Vincent. He came back.
“I explained you were out sick,” Margie adds.
I die a little inside, even though Vincent couldn’t possibly have known how snotty and sweaty and miserable I was this weekend. Fuck. I can’t believe I missed him.
He asked for you.
I’m not sure how to interpret that. Maybe he wanted to check in and figure out why I’d disappeared after we made out. Maybe he wanted a repeat of the last Friday night. Or maybe he just wanted to make it clear that what happened between us was a onetime thing and that he’d prefer it if I didn’t run my mouth about it.
“Did he say why he was looking for me?” It’s a loaded question, but I have to know.
“He said he needed an English tutor, but he left a note for you. Hold on—I put it on my desk in the back—”
Margie ducks into the office and reappears a moment later with a little scrap of torn paper in her hand. My first thought when she passes it to me is that Vincent’s handwriting is surprisingly neat—two little lines of perfectly even block letters. He does his As the same way I do mine.
still suck at poetry. please have mercy. [email protected].
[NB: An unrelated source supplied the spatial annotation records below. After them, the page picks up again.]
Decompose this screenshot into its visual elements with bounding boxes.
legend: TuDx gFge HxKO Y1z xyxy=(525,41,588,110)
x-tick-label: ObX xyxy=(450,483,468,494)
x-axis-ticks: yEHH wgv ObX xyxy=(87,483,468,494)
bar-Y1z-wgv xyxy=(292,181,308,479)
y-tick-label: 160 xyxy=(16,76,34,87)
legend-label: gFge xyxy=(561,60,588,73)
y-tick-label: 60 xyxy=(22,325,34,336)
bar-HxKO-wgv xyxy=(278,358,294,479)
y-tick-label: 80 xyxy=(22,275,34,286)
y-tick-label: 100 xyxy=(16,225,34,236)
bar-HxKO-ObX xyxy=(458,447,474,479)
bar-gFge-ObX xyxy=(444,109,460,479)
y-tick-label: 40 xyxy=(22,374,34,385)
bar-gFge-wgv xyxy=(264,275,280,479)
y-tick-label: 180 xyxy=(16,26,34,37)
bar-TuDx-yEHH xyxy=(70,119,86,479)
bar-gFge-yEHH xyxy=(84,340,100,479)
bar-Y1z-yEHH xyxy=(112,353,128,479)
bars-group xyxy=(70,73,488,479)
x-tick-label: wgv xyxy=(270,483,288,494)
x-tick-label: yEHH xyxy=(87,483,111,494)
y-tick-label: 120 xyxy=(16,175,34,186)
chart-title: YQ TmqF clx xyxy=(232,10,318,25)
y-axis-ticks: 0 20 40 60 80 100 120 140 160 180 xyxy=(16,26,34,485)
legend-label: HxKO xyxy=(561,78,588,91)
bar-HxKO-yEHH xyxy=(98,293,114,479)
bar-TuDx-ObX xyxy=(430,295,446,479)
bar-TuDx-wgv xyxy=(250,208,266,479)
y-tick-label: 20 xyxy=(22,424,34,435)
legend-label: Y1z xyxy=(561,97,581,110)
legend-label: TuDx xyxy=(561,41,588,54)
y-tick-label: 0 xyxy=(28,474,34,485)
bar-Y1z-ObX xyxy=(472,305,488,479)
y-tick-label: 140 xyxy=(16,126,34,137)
I turn it over, hoping for some more insight, but the other side is blank.
“Should I have told him to screw off?” Margie asks.
I croak out a laugh. “No, I can handle him. Thanks, Margie.”
After tucking Vincent’s note into the back pocket of my jeans, I get to work. There’s much to be done before the morning crowd arrives to print homework and essays before classes. As the sun rises, light streams into the atrium like liquid gold and casts the whole library in a warm glow. I stock shelves and process returns and help a group of chemistry students game our e-book checkout system so they don’t have to pay two hundred bucks for a textbook.
And the whole time, the scrap of paper burns in my pocket.
Because it can only mean one thing: the story isn’t over.